CD4-positive T cell-mediated neuroprotection requires dual compartment antigen presentation

Abstract

Our laboratory discovered that CD4-positive (CD4+) T cells of the immune system convey transitory neuroprotection to injured mouse facial motoneurons (FMNs) (Serpe et al., 1999, 2000, 2003). A fundamental question in the mechanisms responsible for neuroprotection concerns the identity of the cell(s) that serves as the antigen-presenting cell (APC) to activate the CD4+ T cells. Here, we first establish that CD4+ T cells reactive to non-CNS antigen fail to support FMN survival and, second, demonstrate a two-compartment model of CD4+ T cell activation. Mouse bone marrow (BM) chimeras were developed that discriminate between resident antigen-presenting host cell and BM-derived antigen-presenting donor cell expression of major histocompatibility complex II within central and peripheral compartments, respectively. After facial nerve transection, neither compartment alone is sufficient to result in activated CD4+ T cell-mediated FMN survival. Rather, CD4+ T cell-mediated neuroprotection appears to depend on both resident microglial cells in the central compartment and a BM-derived APC in the peripheral compartment. This is the first in vivo report demonstrating a neuroprotective mechanism requiring APC functions by resident (i.e., parenchymal) microglial cells.

Figure 1.

CD4⁺ T cells reactive to non-CNS antigen fail to support FMN survival. a–d, Thionin-stained FMNs of the control and axotomized facial motor nuclei 4 weeks after facial nerve axotomy. a, WT mice without reconstitution (none); inset shows a thionin-labeled FMN with clear nucleus used for counting. b, RAG-2 KO without reconstitution (none). c, WT-derived CD4⁺ T cell-reconstituted (WT-CD4⁺ T) RAG-2 KO. d, DO11.10-derived CD4⁺ T cell-reconstituted (DO11.10 CD4⁺ T) RAG-2 KO. e, Average percentage survival ± SEM of FMNs from right (axotomized) side of WT (black), RAG-2 KO (gray), WT-derived CD4⁺ T cell-reconstituted RAG-2 KO, and DO11.10-derived CD4⁺ T cell-reconstituted RAG-2KO mice, relative to the unoperated left-side controls [the asterisk and the number sign represent a significant difference from WT (none) and RAG-2KO (none), respectively, at p < 0.01; n = 6 for all groups].

Figure 2.

Immunohistochemistry of MAC-1-labeled microglia shows that microglia are present and reactive in MHC II KO mice.

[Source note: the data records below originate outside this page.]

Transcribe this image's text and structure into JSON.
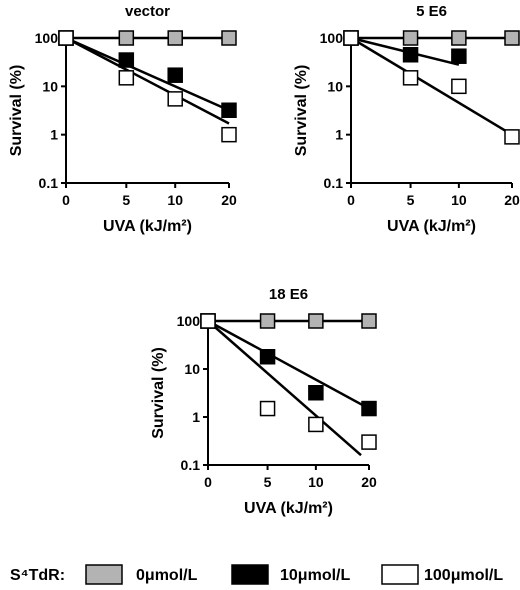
{
  "colors": {
    "gray": "#b3b3b3",
    "black": "#000000",
    "white": "#ffffff"
  },
  "chart_data": [
    {
      "type": "scatter",
      "title": "vector",
      "xlabel": "UVA (kJ/m²)",
      "ylabel": "Survival (%)",
      "y_scale": "log",
      "ylim": [
        0.1,
        100
      ],
      "x_ticks": [
        "0",
        "5",
        "10",
        "20"
      ],
      "y_ticks": [
        "0.1",
        "1",
        "10",
        "100"
      ],
      "series": [
        {
          "name": "0μmol/L",
          "x": [
            0,
            5,
            10,
            20
          ],
          "y": [
            100,
            100,
            100,
            100
          ],
          "fit": [
            [
              0,
              100
            ],
            [
              20,
              100
            ]
          ]
        },
        {
          "name": "10μmol/L",
          "x": [
            0,
            5,
            10,
            20
          ],
          "y": [
            100,
            35,
            17,
            3.2
          ],
          "fit": [
            [
              0,
              100
            ],
            [
              20,
              3.2
            ]
          ]
        },
        {
          "name": "100μmol/L",
          "x": [
            0,
            5,
            10,
            20
          ],
          "y": [
            100,
            15,
            5.5,
            1
          ],
          "fit": [
            [
              0,
              100
            ],
            [
              20,
              1.7
            ]
          ]
        }
      ]
    },
    {
      "type": "scatter",
      "title": "5 E6",
      "xlabel": "UVA (kJ/m²)",
      "ylabel": "Survival (%)",
      "y_scale": "log",
      "ylim": [
        0.1,
        100
      ],
      "x_ticks": [
        "0",
        "5",
        "10",
        "20"
      ],
      "y_ticks": [
        "0.1",
        "1",
        "10",
        "100"
      ],
      "series": [
        {
          "name": "0μmol/L",
          "x": [
            0,
            5,
            10,
            20
          ],
          "y": [
            100,
            100,
            100,
            100
          ],
          "fit": [
            [
              0,
              100
            ],
            [
              20,
              100
            ]
          ]
        },
        {
          "name": "10μmol/L",
          "x": [
            0,
            5,
            10
          ],
          "y": [
            100,
            45,
            42
          ],
          "fit": [
            [
              0,
              100
            ],
            [
              10,
              28
            ]
          ]
        },
        {
          "name": "100μmol/L",
          "x": [
            0,
            5,
            10,
            20
          ],
          "y": [
            100,
            15,
            10,
            0.9
          ],
          "fit": [
            [
              0,
              100
            ],
            [
              20,
              1.0
            ]
          ]
        }
      ]
    },
    {
      "type": "scatter",
      "title": "18 E6",
      "xlabel": "UVA (kJ/m²)",
      "ylabel": "Survival (%)",
      "y_scale": "log",
      "ylim": [
        0.1,
        100
      ],
      "x_ticks": [
        "0",
        "5",
        "10",
        "20"
      ],
      "y_ticks": [
        "0.1",
        "1",
        "10",
        "100"
      ],
      "series": [
        {
          "name": "0μmol/L",
          "x": [
            0,
            5,
            10,
            20
          ],
          "y": [
            100,
            100,
            100,
            100
          ],
          "fit": [
            [
              0,
              100
            ],
            [
              20,
              100
            ]
          ]
        },
        {
          "name": "10μmol/L",
          "x": [
            0,
            5,
            10,
            20
          ],
          "y": [
            100,
            18,
            3.2,
            1.5
          ],
          "fit": [
            [
              0,
              100
            ],
            [
              20,
              1.5
            ]
          ]
        },
        {
          "name": "100μmol/L",
          "x": [
            0,
            5,
            10,
            20
          ],
          "y": [
            100,
            1.5,
            0.7,
            0.3
          ],
          "fit": [
            [
              0,
              100
            ],
            [
              18.5,
              0.16
            ]
          ]
        }
      ]
    }
  ],
  "legend": {
    "label": "S⁴TdR:",
    "items": [
      {
        "label": "0μmol/L",
        "color": "#b3b3b3"
      },
      {
        "label": "10μmol/L",
        "color": "#000000"
      },
      {
        "label": "100μmol/L",
        "color": "#ffffff"
      }
    ]
  }
}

MAC-1-labeled microglia in the control and axotomized facial motor nuclei 7 d after facial nerve transection. a, Control side of WT, MHC II KO, and RAG-2 KO mice (4× and 40× magnification). b, Axotomized side of WT, MHCII KO, and RAG-2 KO mice (4× and 40× magnification). Arrows indicate phagocytic cluster.

Figure 3.

FMN survival requires both peripheral and central APC function. Thionin-stained FMNs of the control and axotomized facial motor nuclei 4 weeks after facial nerve axotomy. a, WT mice without reconstitution (none). b, MHC II KO chimera mice without reconstitution (none). c, Naive CD4⁺ T cell-reconstituted MHC II KO chimera mice. d, Activated CD4⁺ T cell reconstituted MHC II KO chimera mice. e, WT chimera without reconstitution (none). f, Naive CD4⁺ T cell reconstituted WT chimera mice. g, Activated CD4⁺ T cell-reconstituted WT chimera mice.

Figure 4.

FMN survival requires both peripheral and central APC function. Average percentage survival ± SEM of FMNs from right [axotomized (Ax)] side of WT (black), MHC II KO chimera (gray), and WT chimera (hatched) mice either without reconstitution (–) or with naive or activated CD4⁺ T cell reconstitution (+) relative to the unoperated left-side controls (C) (points represent individual animals in each group, and asterisks represent a significant difference at p < 0.001; n = 6–9 for all groups).